私は、家屋は全壊流失し財産のすべてを失いましたが、幸い家族は全員無事でしたので何よりと思っております。そんな被災した私達のために、県内の猟友会員の方々をはじめ、全国の猟友会員の方々から多大なるお見舞金をいただきましたことに対し、遅ればせながら「猟友いわて」の会報を通して心から厚くお礼を申し上げます。ありがとうございました。
70才を過ぎてからすべての財産を流出し、新たに人生の第一歩を再スタートさせたところです。避難生活では避難所の責任者として活動しましたが、全国の大勢の皆様方から物心両面にわたり多大なるご支援をいただき大変助けられました。皆様のご協力ご支援に対し心から感謝申し上げる次第です。また、仮設住宅にも2ヶ月ほど入居し、考えても見なかった苦しい人生経験もいたしましたが、皆様方のご支援のおかげで、自宅を再興することができましたので安心しているところです。
さて、話しは変わりますが、家屋の全壊流出により、当然のことながら所持しておりました銃も2丁、散弾銃とライフル銃も流出し発見されませんでした。銃の所持許可をお願いしたところ、散弾銃の方は許可されましたが、ライフル銃の所持は認められませんでした。40年以上も狩猟にたずさわって来たのに、しかも自身には何の非もないのに、ましや個人ではどうすることも出来ない自然災害により流出した事実は、誰が見ても明らかなことはわかっているのに何故許可されないのか納得がいきませんでした。今でも理解に苦しみます。流出し発見されないとの理由により、私と同じように許可されない方が多くいると思いますが、皆私と同じ気持ちだと思います。私の場合は、71才にもなる高齢ですので無理をして所持しなくとも良いと諦めもつきますが、若い人達には気の毒に思います。ニホンジカによる被害が多い本県ですから、例外を認めてくれても良いのではないかと思っているところです。

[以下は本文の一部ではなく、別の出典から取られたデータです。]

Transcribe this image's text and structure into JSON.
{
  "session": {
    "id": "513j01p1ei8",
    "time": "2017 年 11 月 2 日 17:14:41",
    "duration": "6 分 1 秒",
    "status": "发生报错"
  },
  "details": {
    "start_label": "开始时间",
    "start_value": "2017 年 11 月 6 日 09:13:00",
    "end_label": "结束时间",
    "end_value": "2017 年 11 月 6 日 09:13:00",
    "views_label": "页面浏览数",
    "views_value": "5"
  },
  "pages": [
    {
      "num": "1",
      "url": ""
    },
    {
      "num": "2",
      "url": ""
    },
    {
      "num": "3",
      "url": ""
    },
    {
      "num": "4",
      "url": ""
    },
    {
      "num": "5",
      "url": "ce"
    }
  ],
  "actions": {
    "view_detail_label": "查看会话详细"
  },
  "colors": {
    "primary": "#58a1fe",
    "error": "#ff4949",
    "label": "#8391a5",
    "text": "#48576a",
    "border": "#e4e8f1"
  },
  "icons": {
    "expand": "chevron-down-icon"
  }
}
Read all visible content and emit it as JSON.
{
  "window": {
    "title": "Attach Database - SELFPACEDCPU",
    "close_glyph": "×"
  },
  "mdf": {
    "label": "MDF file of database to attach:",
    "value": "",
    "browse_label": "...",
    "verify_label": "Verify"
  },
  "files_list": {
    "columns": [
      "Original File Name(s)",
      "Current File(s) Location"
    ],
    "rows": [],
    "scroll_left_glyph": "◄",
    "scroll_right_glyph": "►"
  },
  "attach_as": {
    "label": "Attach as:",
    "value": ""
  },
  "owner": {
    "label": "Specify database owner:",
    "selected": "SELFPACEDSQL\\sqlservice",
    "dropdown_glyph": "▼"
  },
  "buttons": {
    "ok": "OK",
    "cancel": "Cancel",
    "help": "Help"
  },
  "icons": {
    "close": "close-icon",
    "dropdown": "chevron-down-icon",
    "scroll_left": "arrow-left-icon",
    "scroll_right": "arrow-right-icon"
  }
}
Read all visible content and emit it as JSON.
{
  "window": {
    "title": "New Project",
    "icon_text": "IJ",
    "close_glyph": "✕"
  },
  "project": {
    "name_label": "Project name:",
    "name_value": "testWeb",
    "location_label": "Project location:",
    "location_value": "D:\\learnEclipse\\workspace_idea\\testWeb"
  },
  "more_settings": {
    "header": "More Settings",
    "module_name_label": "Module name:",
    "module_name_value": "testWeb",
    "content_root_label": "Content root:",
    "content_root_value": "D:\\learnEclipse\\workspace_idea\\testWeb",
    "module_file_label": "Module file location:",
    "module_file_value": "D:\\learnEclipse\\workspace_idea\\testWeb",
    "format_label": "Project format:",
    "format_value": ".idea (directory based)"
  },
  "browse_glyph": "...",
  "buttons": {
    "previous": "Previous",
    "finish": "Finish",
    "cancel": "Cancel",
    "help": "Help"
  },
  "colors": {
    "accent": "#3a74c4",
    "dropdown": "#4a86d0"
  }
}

それから、年々増える鳥獣による農林業の被害ですが21年度は県内でその被害額は、2億8,200万円とのことです。ニホンジカ、クマ、ハクビシンそしてさる、イノシシ等の話も聞こえてきます。被害額が年々増えるのと反比例するように、ハンターの数は年々減少の一途をたどっております。釜石大槌地区の会員も例外ではありません。23年3月末現在125名とのこと、今年も更に減少すると思われます。シカ猟に従事する(有害捕獲)ハンターには日当を出すとか、また県内のハンターには狩猟税を免除するとか、狩猟期間中のシカの捕獲には1頭あたり何千円かの奨励金を出すとか、何か魅力がなければ捕獲実績も上がらないし、被害も減少しないし、ハンターの減少も止めることができないと思うところです。県の農林行政も財政上大変と思いますが、何か対策を一考願うところです。
勝手なことを書きましたが、終わりに、大震災により被災された方々の一日も早い自宅再建を願うところです。また、会員の皆様方には、お互いに健康に充分に注意され楽しい狩猟を迎えられますようご祈念申し上げます。